Wednesday, June 12, 1839.

The Court doth hereby order and direct in manner following, that is to say:

Fieri facias or Elegit may be had after a month from

Order for Payment of Money or Costs.

I. That every person to whom in any cause or matter pending in this court, any sum of money or any costs have been ordered to be paid, shall, after the lapse of one month from the time when such order for payment was duly passed and entered, be entitled by his clerk in court to sue out one or more writ or writs of fieri facias, or writ or writs of elegit, of the form hereinafter stated, or as near thereto as the circumstances of the case may require.

Date of Entry to be marked on Writ.

II. That upon every such order hereafter to be entered, the entering clerk shall, at the request of the party leaving the same, mark the day of the month and year on which the same shall be so left for entry, and no writ of fieri facias or elegit shall be sued out upon any such order unless the date of such entry shall be so marked thereon as aforesaid.

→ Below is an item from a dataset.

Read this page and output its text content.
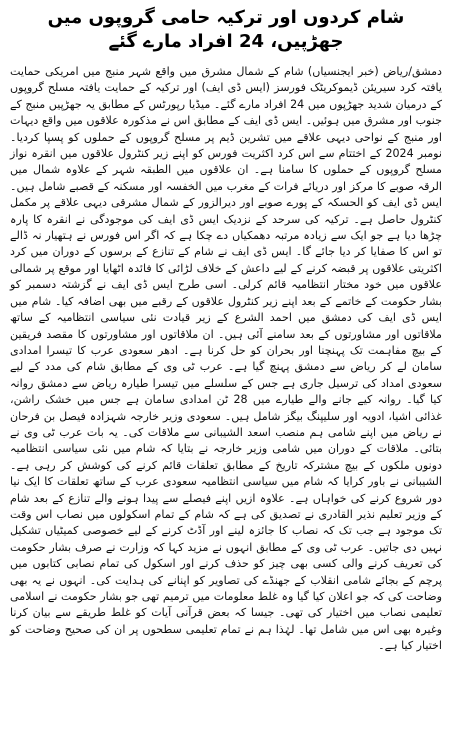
شام کردوں اور ترکیہ حامی گروپوں میں جھڑپیں، 24 افراد مارے گئے

دمشق/ریاض (خبر ایجنسیاں) شام کے شمال مشرق میں واقع شہر منبج میں امریکی حمایت یافتہ کرد سیریئن ڈیموکریٹک فورسز (ایس ڈی ایف) اور ترکیہ کے حمایت یافتہ مسلح گروپوں کے درمیان شدید جھڑپوں میں 24 افراد مارے گئے۔ میڈیا رپورٹس کے مطابق یہ جھڑپیں منبج کے جنوب اور مشرق میں ہوئیں۔ ایس ڈی ایف کے مطابق اس نے مذکورہ علاقوں میں واقع دیہات اور منبج کے نواحی دیہی علاقے میں تشرین ڈیم پر مسلح گروپوں کے حملوں کو پسپا کردیا۔ نومبر 2024 کے اختتام سے اس کرد اکثریت فورس کو اپنے زیر کنٹرول علاقوں میں انقرہ نواز مسلح گروپوں کے حملوں کا سامنا ہے۔ ان علاقوں میں الطبقہ شہر کے علاوہ شمال میں الرقہ صوبے کا مرکز اور دریائے فرات کے مغرب میں الخفسہ اور مسکنہ کے قصبے شامل ہیں۔ ایس ڈی ایف کو الحسکہ کے پورے صوبے اور دیرالزور کے شمال مشرقی دیہی علاقے پر مکمل کنٹرول حاصل ہے۔ ترکیہ کی سرحد کے نزدیک ایس ڈی ایف کی موجودگی نے انقرہ کا پارہ چڑھا دیا ہے جو ایک سے زیادہ مرتبہ دھمکیاں دے چکا ہے کہ اگر اس فورس نے ہتھیار نہ ڈالے تو اس کا صفایا کر دیا جائے گا۔ ایس ڈی ایف نے شام کے تنازع کے برسوں کے دوران میں کرد اکثریتی علاقوں پر قبضہ کرنے کے لیے داعش کے خلاف لڑائی کا فائدہ اٹھایا اور موقع پر شمالی علاقوں میں خود مختار انتظامیہ قائم کرلی۔ اسی طرح ایس ڈی ایف نے گزشتہ دسمبر کو بشار حکومت کے خاتمے کے بعد اپنے زیر کنٹرول علاقوں کے رقبے میں بھی اضافہ کیا۔ شام میں ایس ڈی ایف کی دمشق میں احمد الشرع کے زیر قیادت نئی سیاسی انتظامیہ کے ساتھ ملاقاتوں اور مشاورتوں کے بعد سامنے آئی ہیں۔ ان ملاقاتوں اور مشاورتوں کا مقصد فریقین کے بیچ مفاہمت تک پہنچنا اور بحران کو حل کرنا ہے۔ ادھر سعودی عرب کا تیسرا امدادی سامان لے کر ریاض سے دمشق پہنچ گیا ہے۔ عرب ٹی وی کے مطابق شام کی مدد کے لیے سعودی امداد کی ترسیل جاری ہے جس کے سلسلے میں تیسرا طیارہ ریاض سے دمشق روانہ کیا گیا۔ روانہ کیے جانے والے طیارے میں 28 ٹن امدادی سامان ہے جس میں خشک راشن، غذائی اشیا، ادویہ اور سلیپنگ بیگز شامل ہیں۔ سعودی وزیر خارجہ شہزادہ فیصل بن فرحان نے ریاض میں اپنے شامی ہم منصب اسعد الشیبانی سے ملاقات کی۔ یہ بات عرب ٹی وی نے بتائی۔ ملاقات کے دوران میں شامی وزیر خارجہ نے بتایا کہ شام میں نئی سیاسی انتظامیہ دونوں ملکوں کے بیچ مشترکہ تاریخ کے مطابق تعلقات قائم کرنے کی کوشش کر رہی ہے۔ الشیبانی نے باور کرایا کہ شام میں سیاسی انتظامیہ سعودی عرب کے ساتھ تعلقات کا ایک نیا دور شروع کرنے کی خواہاں ہے۔ علاوہ ازیں اپنے فیصلے سے پیدا ہونے والے تنازع کے بعد شام کے وزیر تعلیم نذیر القادری نے تصدیق کی ہے کہ شام کے تمام اسکولوں میں نصاب اس وقت تک موجود ہے جب تک کہ نصاب کا جائزہ لینے اور آڈٹ کرنے کے لیے خصوصی کمیٹیاں تشکیل نہیں دی جاتیں۔ عرب ٹی وی کے مطابق انہوں نے مزید کہا کہ وزارت نے صرف بشار حکومت کی تعریف کرنے والی کسی بھی چیز کو حذف کرنے اور اسکول کی تمام نصابی کتابوں میں پرچم کے بجائے شامی انقلاب کے جھنڈے کی تصاویر کو اپنانے کی ہدایت کی۔ انہوں نے یہ بھی وضاحت کی کہ جو اعلان کیا گیا وہ غلط معلومات میں ترمیم تھی جو بشار حکومت نے اسلامی تعلیمی نصاب میں اختیار کی تھی۔ جیسا کہ بعض قرآنی آیات کو غلط طریقے سے بیان کرنا وغیرہ بھی اس میں شامل تھا۔ لہٰذا ہم نے تمام تعلیمی سطحوں پر ان کی صحیح وضاحت کو اختیار کیا ہے۔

Execution, and Return of Fieri facias and Elegit.Sheriff's Fees.

III. That such writs, when sealed, shall be delivered to the sheriff or other officer, to whom the execution of the like writs issuing out of the superior Courts of Common Law belongs, and shall be executed by such sheriff or other officer as nearly as may be in the same manner in which he doth or ought to execute such like writs; and such writs, when returned by such sheriff or other officer, shall be delivered to the clerks in court by whom respec. tively they were sued out, or be left at their respective seats, and shall thereupon be filed as of record in this court. And that for the execution of such writs, such sheriff or other officer shall not take or be allowed any fees other than such as are or shall be from time to time allowed by lawful authority for the execution of the like writs issuing out of the superior Courts of Common Law.

Venditioni Exponas.

IV. That if it shall appear upon the return of any such writ of fieri facias aforesaid, that the sheriff or other officer hath by virtue of such writ seized but not sold any goods of the person ordered to pay such sum of money or costs as aforesaid, the person to whom such sum of money or costs is payable shall, immediately after such writ with such return shall be filed as of record, be at liberty by his clerk in court to sue out a writ of venditioni exponas in the form hereinafter stated, or as near thereto as the circumstances of the case may require.

Indorsement on Writ.

V. That on every such writ of fieri facias and elegit, so to be issued as aforesaid, there shall be indorsed the words " By the Court," and also thereunder the calling and place of residence of the party against whom such writ shall be issued, and also the name and residence or place of business of the solicitor at whose instance the same shall be issued, and the name of the clerk in court issuing the same, and that every such writ be also indorsed for the sum to be levied, costs of writ, sheriff's poundage, &c. according to the form used upon like writs issuing out of the superior Courts of Common

Law.

Fees to Clerk in Court, and Solicitor on Fieri facias and Elegit.

VI. That for every such writ of fieri facias or venditioni exponas, so to be issued as aforesaid, there shall be allowed to the clerk in court issuing the same, the sum of 8s. 7d., and for every such writ of elegit the sum of 1. 10s., and that there be allowed to the solicitor at whose instance any such writ of fieri facias, elegit, or venditioni exponas shall be issued, the sum of 6s. 8d. for instructions for the said writ, and that there be also allowed to such solicitor the further sum of 6s. 8d. for attending to procure a warrant, and for attending to instruct the officer charged with the execution of such writ.